この新パフォーマンスは、ドジャースの大谷翔平投手から指名された、日本ハムの北山亘基投手が発案。2日のオリックス戦では、茶器を2回右手でまわして飲み口を正面に持ってきて飲む「お茶ポーズ」としてお披露目されたが、大谷やカブスの鈴木誠也外野手から合格点が得られず、3日の阪神戦で改訂された「お茶点(た)てポーズ」が披露された。
北山によると、「お茶を点てる」という言葉に着目。お茶を点てる仕草や得点の「点」に掛けて「ダイヤモンドをかき回す」という願いが込められている。
舞台裏では、若き右腕の並々ならぬ努力があったようだ。試合後のヒーローインタビューに立った中日の高橋宏斗投手は、「昨日、北山さんが寝ずに考えているのを僕は見ていたので、『あ、なんかやってるな』と思いながら(笑)」と先輩の熱意をユーモア交じりに暴露。「まだちょっと浸透してないかなと思うので、ファンの皆さんも含めてみんなでやっていけたら」と呼びかけた。
2023年の「ペッパーミル」再現なら…応援グッズとしてのメリットも
侍ジャパンのパフォーマンスといえば、世界一となった2023年の前回大会でラーズ・ヌートバー外野手が披露した「ペッパーミルポーズ」が記憶に新しい。当時は百貨店に特設会場が設置され、家庭用のペッパーミルが各地で品薄になるほどの社会現象となった。
今回、その再来となりそうなのが、茶道で抹茶を点てる際に使用する竹製道具の茶筅(ちゃせん)だ。伝統工芸品である茶筅が思わぬ形で脚光を浴びようとしている。
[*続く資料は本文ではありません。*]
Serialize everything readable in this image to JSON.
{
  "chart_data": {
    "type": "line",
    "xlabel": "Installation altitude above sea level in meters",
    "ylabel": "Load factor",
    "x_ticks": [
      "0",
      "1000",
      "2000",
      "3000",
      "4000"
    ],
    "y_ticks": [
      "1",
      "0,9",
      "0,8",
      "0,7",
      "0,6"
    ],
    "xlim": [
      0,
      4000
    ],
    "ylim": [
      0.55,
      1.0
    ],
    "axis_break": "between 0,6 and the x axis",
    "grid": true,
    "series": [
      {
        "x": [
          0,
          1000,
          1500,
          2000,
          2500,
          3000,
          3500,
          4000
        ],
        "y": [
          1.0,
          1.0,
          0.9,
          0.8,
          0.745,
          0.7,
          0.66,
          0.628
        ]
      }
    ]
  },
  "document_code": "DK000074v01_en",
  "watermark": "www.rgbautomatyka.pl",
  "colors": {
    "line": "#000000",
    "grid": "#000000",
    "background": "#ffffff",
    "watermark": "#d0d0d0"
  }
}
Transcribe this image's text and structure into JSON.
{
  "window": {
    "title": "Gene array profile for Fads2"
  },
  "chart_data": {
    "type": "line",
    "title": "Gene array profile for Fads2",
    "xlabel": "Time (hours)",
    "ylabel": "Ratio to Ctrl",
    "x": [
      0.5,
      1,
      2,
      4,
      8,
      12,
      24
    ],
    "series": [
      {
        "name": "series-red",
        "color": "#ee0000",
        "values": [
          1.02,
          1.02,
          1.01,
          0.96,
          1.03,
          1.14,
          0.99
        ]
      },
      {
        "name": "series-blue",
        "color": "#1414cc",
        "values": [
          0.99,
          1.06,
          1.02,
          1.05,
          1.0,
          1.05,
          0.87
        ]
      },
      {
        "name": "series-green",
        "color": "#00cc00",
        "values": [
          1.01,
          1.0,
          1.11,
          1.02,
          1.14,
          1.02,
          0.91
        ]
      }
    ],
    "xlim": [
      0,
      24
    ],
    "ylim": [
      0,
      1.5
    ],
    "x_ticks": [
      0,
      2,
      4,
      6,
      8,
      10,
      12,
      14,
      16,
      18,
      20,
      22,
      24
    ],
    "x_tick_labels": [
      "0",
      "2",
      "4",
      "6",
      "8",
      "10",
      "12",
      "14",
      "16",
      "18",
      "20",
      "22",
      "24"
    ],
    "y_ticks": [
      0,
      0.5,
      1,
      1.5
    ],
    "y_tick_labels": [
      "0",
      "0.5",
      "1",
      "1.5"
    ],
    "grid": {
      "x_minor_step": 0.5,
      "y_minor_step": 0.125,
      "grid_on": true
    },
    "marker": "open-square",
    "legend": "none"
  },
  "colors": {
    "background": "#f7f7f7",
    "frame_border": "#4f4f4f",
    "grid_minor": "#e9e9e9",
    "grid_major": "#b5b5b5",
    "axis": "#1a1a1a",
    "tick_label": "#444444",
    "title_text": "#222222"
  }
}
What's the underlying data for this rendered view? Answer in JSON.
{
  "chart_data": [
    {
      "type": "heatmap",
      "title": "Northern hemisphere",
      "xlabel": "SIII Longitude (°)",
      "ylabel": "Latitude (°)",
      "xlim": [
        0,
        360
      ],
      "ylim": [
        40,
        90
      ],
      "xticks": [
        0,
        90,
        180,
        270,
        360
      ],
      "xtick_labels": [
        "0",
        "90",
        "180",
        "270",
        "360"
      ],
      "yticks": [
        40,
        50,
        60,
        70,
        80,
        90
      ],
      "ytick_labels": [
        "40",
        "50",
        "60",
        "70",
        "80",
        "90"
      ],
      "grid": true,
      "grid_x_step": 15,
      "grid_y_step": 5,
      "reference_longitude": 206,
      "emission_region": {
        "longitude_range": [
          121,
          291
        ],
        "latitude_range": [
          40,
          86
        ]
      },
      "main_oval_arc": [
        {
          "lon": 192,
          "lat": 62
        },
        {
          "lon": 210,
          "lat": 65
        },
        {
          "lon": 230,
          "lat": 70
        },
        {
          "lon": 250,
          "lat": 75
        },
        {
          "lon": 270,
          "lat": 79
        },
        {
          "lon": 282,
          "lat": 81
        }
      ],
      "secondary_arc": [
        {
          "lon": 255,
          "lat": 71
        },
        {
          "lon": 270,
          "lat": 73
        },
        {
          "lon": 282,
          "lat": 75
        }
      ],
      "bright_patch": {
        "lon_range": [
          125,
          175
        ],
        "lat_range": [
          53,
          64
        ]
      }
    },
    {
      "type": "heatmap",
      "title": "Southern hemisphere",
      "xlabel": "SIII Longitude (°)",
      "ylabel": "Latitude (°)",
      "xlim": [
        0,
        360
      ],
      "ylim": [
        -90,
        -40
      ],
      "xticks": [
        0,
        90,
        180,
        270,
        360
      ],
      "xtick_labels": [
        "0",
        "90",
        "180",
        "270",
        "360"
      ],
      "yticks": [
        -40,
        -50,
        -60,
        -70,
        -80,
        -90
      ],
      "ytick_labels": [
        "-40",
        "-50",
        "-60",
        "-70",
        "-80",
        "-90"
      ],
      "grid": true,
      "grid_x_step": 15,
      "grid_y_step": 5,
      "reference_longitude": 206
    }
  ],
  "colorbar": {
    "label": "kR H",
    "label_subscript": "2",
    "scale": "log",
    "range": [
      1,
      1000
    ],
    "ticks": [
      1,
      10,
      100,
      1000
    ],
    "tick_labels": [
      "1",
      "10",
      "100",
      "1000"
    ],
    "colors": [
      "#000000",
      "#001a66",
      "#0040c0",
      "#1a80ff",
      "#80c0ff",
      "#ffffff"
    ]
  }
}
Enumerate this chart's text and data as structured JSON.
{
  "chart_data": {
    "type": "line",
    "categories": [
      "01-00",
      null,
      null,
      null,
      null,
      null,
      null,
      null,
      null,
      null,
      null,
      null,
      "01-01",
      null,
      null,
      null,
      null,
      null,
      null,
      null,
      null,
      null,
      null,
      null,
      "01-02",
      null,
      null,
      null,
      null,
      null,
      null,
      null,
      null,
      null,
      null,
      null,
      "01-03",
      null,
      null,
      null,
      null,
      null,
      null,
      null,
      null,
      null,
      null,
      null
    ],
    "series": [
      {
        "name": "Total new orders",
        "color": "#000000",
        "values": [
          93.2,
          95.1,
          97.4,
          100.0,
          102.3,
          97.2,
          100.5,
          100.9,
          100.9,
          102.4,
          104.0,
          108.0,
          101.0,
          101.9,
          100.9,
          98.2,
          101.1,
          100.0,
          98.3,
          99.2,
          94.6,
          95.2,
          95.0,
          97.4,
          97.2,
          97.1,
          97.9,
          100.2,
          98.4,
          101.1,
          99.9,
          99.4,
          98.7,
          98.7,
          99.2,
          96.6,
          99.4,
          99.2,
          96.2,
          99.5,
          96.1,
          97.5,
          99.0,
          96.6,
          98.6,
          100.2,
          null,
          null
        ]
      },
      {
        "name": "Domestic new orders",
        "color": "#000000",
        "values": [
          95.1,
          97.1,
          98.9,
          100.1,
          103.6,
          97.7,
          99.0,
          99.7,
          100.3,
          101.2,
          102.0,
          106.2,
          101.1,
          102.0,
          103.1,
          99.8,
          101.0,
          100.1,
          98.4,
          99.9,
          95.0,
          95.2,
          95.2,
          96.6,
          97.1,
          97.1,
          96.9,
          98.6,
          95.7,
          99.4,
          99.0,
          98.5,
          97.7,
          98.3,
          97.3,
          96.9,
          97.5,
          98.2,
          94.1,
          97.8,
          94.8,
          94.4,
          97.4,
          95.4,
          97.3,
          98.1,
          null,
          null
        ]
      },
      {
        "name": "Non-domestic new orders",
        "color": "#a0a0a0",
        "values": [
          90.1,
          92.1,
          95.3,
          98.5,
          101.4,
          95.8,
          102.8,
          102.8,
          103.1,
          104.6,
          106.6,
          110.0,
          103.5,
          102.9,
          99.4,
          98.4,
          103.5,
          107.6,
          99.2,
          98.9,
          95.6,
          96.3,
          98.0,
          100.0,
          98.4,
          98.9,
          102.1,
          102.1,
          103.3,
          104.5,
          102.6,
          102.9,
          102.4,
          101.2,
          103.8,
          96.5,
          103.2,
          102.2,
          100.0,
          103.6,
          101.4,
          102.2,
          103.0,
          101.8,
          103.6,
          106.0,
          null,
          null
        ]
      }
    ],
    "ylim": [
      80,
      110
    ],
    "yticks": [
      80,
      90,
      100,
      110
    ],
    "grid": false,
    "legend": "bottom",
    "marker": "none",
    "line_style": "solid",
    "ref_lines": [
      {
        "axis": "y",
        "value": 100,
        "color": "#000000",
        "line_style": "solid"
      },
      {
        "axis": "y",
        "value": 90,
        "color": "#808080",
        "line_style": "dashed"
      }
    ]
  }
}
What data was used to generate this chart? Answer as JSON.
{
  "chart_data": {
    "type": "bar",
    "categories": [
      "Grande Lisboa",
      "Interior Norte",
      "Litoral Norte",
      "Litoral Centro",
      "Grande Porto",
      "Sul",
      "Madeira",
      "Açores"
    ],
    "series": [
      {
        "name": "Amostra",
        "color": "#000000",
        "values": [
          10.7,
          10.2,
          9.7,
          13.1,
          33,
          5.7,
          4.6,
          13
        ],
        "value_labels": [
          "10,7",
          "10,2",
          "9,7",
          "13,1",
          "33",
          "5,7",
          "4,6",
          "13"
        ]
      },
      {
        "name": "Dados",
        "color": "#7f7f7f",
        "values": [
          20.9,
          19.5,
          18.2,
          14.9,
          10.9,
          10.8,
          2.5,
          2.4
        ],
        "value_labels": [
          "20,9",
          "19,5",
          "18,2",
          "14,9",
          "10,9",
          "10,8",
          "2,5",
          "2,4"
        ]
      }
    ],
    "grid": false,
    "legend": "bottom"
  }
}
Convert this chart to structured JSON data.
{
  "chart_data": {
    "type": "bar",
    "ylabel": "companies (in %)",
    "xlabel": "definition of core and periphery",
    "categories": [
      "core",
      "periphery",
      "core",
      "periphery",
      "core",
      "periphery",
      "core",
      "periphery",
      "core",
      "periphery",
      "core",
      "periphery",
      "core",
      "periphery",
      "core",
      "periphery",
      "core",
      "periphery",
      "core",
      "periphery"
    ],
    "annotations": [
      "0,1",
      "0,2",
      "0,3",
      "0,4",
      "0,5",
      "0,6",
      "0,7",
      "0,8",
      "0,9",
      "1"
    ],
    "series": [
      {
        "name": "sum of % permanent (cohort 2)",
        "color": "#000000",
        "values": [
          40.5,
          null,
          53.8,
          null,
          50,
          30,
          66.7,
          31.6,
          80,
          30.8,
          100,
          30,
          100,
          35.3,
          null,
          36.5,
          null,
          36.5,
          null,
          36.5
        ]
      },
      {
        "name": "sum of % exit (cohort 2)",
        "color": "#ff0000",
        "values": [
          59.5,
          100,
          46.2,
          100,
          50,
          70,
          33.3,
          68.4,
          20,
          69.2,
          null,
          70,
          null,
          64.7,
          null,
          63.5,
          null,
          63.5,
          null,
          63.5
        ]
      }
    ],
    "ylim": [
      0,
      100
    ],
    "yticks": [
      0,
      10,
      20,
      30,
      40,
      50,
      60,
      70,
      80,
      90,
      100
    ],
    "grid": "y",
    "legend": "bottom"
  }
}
さらに、今大会の球場観戦における厳重なセキュリティチェックも、このポーズが流行する後押しとなる可能性がある。現在会場では空港設置レベルの金属探知機による厳重な検査が実施されており、主催者はスムーズな入場のため、最小限の手荷物での来場を呼びかけている。金属製品の持ち込みが制限されるなか、SNSでは
「茶せん買わないといけないじゃないか!」
「茶せんなら手荷物検査に引っかからないし」
「茶せんくらいは持っていこうかな」
と、観戦スタイルに組み込もうとする“猛者”も現れ始めている。
また「ペッパーミル」ブームを知る人たちからは
「うちにいっぱいある」
「茶筅、茶碗セットが売れるかな」
「ポーズが決まって、急に売れたりするのかなー」
「ペッパーミルみたいに持ってくるファン増えそう」
と盛り上がりを見せる一方で、茶道に造詣が深い層からは、
「ペッパーミルが売れたように、今回は茶せんが売れるのか」
「お茶立て、実際は茶筅動かすの円やないんやけどな」
「茶筅は回すんじゃなくて縦に振るんだよ」
といった愛のある鋭いツッコミも相次いでいる。
抹茶は現在、米英で「Matcha」と呼ばれるように、世界各地で健康志向の高い層から絶大な支持を受けている。日本のお茶の輸出量も2025年の累計で前年比約3800トン増の1万2612トンに急増し、1954年以来、71年ぶりに年間1万トンを超えた。日本伝統の仕草が世界的なブームとリンクし、5日の開幕以降、スタンドがペッパーミルの時のように茶筅を持ったファンで埋め尽くされるのか。侍ジャパンの快進撃とともに、その光景に世界中の視線が注がれることになりそうだ。